A risk-off tone across markets weighed on sentiment. A stronger USD led to lower interest from investors. Falling inventories provided support to oil.

By Daniel Hynes

Market Commentary

Crude oil prices gained after a fall in US inventories signalled a tight physical market. The Energy Information Administration’s weekly report showed that stockpiles of crude oil fell 1,362kbbl last week. This was against expectations of another build in inventories. The market shrugged off the builds in gasoline and distillate fuels as refiners ramp up for the upcoming driving season. The surprise drawdown in US inventories helped reverse losses earlier in the session. A stronger USD has been denting investors’ appetite. Hawkish commentary from Fed officials is raising doubts about a rate cut. Easing tensions in the Middle East have also seen the geopolitical risk premium unwind in recent weeks. However, prices may find some support from government buying.
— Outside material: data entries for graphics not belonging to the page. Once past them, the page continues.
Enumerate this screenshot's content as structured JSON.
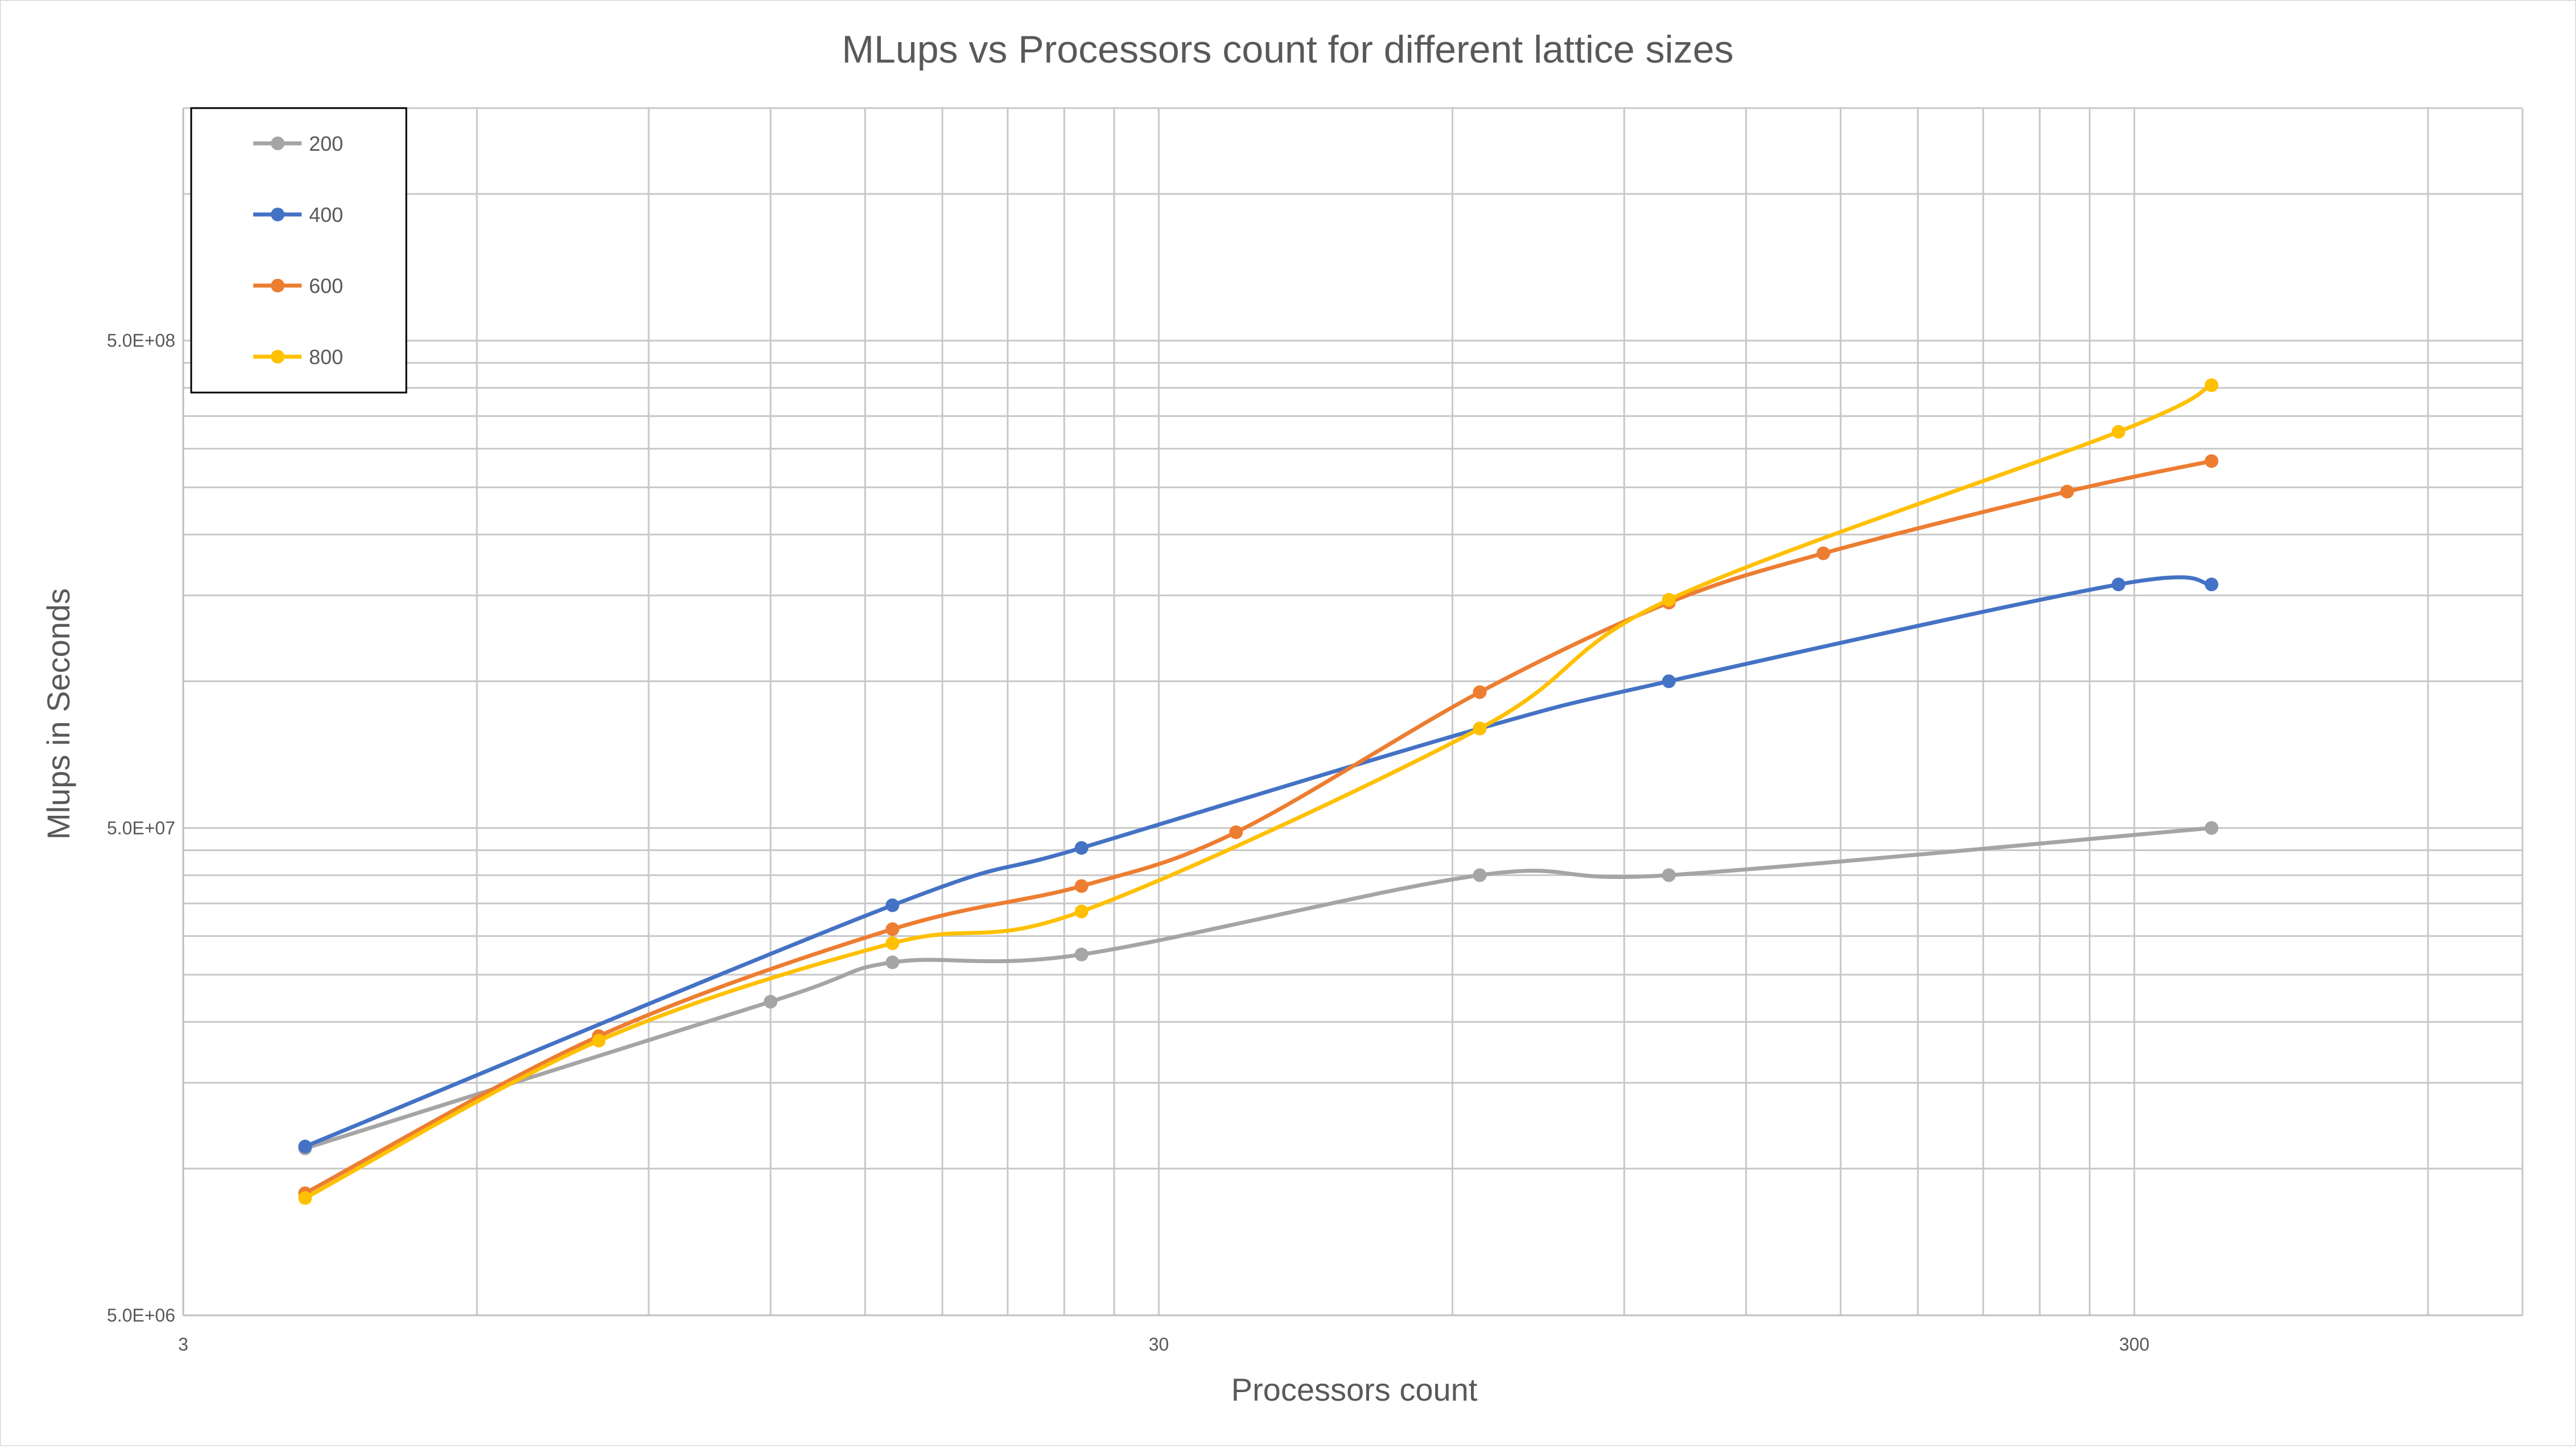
{
  "chart_data": {
    "type": "line",
    "title": "MLups vs Processors count for different lattice sizes",
    "xlabel": "Processors count",
    "ylabel": "Mlups in Seconds",
    "x_scale": "log",
    "y_scale": "log",
    "xlim": [
      3,
      750
    ],
    "ylim": [
      5000000,
      1500000000
    ],
    "x_ticks": [
      {
        "value": 3,
        "label": "3"
      },
      {
        "value": 30,
        "label": "30"
      },
      {
        "value": 300,
        "label": "300"
      }
    ],
    "y_ticks": [
      {
        "value": 5000000,
        "label": "5.0E+06"
      },
      {
        "value": 50000000,
        "label": "5.0E+07"
      },
      {
        "value": 500000000,
        "label": "5.0E+08"
      }
    ],
    "grid": true,
    "legend_position": "top-left",
    "series": [
      {
        "name": "200",
        "color": "#a5a5a5",
        "points": [
          [
            4,
            11000000
          ],
          [
            12,
            22000000
          ],
          [
            16,
            26500000
          ],
          [
            25,
            27500000
          ],
          [
            64,
            40000000
          ],
          [
            100,
            40000000
          ],
          [
            360,
            50000000
          ]
        ]
      },
      {
        "name": "400",
        "color": "#4472c4",
        "points": [
          [
            4,
            11100000
          ],
          [
            16,
            34700000
          ],
          [
            25,
            45500000
          ],
          [
            64,
            80000000
          ],
          [
            100,
            100000000
          ],
          [
            289,
            158000000
          ],
          [
            360,
            158000000
          ]
        ]
      },
      {
        "name": "600",
        "color": "#ed7d31",
        "points": [
          [
            4,
            8900000
          ],
          [
            8,
            18700000
          ],
          [
            16,
            31000000
          ],
          [
            25,
            38000000
          ],
          [
            36,
            49000000
          ],
          [
            64,
            95000000
          ],
          [
            100,
            145000000
          ],
          [
            144,
            183000000
          ],
          [
            256,
            245000000
          ],
          [
            360,
            283000000
          ]
        ]
      },
      {
        "name": "800",
        "color": "#ffc000",
        "points": [
          [
            4,
            8700000
          ],
          [
            8,
            18300000
          ],
          [
            16,
            29000000
          ],
          [
            25,
            33700000
          ],
          [
            64,
            80000000
          ],
          [
            100,
            147000000
          ],
          [
            289,
            325000000
          ],
          [
            360,
            405000000
          ]
        ]
      }
    ]
  }
}
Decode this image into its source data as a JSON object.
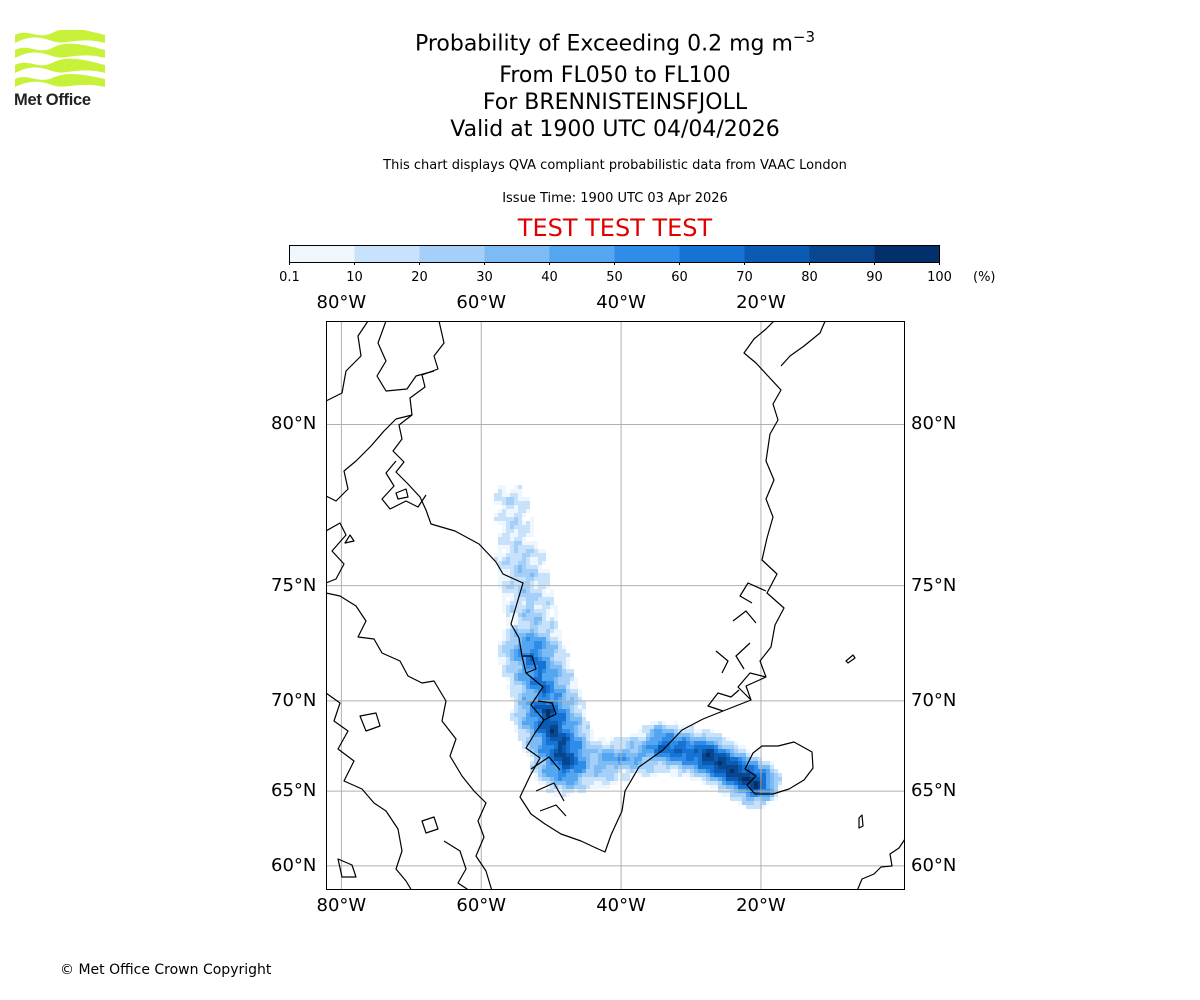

The Biden administration raised the price it is willing to pay to refill the country’s depleted strategic oil reserve. The Energy Department said it will pay as much as USD79.99/bbl, up from an informal cap of USD79/bbl. With WTI crude currently trading below that level, buying from the US may tighten the market.

European gas prices fell for a second day amid signs of tepid demand. The end of the heating season has lowered gas consumption levels. Moreover, European gas prices remain below coal generation costs, indicating gas balances will remain comfortable this summer. And with storage facilities at seasonal highs of 64%, there is little incentive to compete with Asia for LNG. That could change quickly, with the risk of supply disruptions remaining high amid the Russia-Ukraine war. North Asia LNG prices edged lower as China offers supply to the market. China’s biggest LNG importers, including CNOOC and PetroChina, are offering to sell spot shipments for delivery over the summer. This suggests the region’s end users aren’t in dire need of more supply. Australia is calling for the development of new natural gas reserves to ensure it remains a major exporter. This is part of the government’s Future Gas Strategy, which reiterates the role of gas in the energy transition.

Gold edged lower following those hawkish comments from Fed officials. Neel Kashkari said the central bank would keep rates where they are for an extended period and declined to rule out future hikes. This saw the USD and US Treasury yields move higher, both headwinds for investor demand.

The risk-off tone across markets also weighed on sentiment across the base metal sector. Copper slid back below USD10,000/t as the stronger USD tempered investor appetite. Nevertheless, tight supplies continue to underpin the market. The recent closure of copper mines and the difficult operating conditions many mining regions are now facing are raising doubts over future growth from the industry. This was magnified by BHP’s takeover proposal for Anglo American, as it looks to increase its exposure to the metal via acquisitions rather than development of new resources.

Iron ore futures fell despite a more upbeat assessment on demand. One of the world’s biggest exporters, Brazil’s Vale SA, said China’s real estate market is poised to improve in the second half of the year. It pointed to government stimulus as a reason for its more bullish outlook. It also sees strong demand from the infrastructure and manufacturing sectors.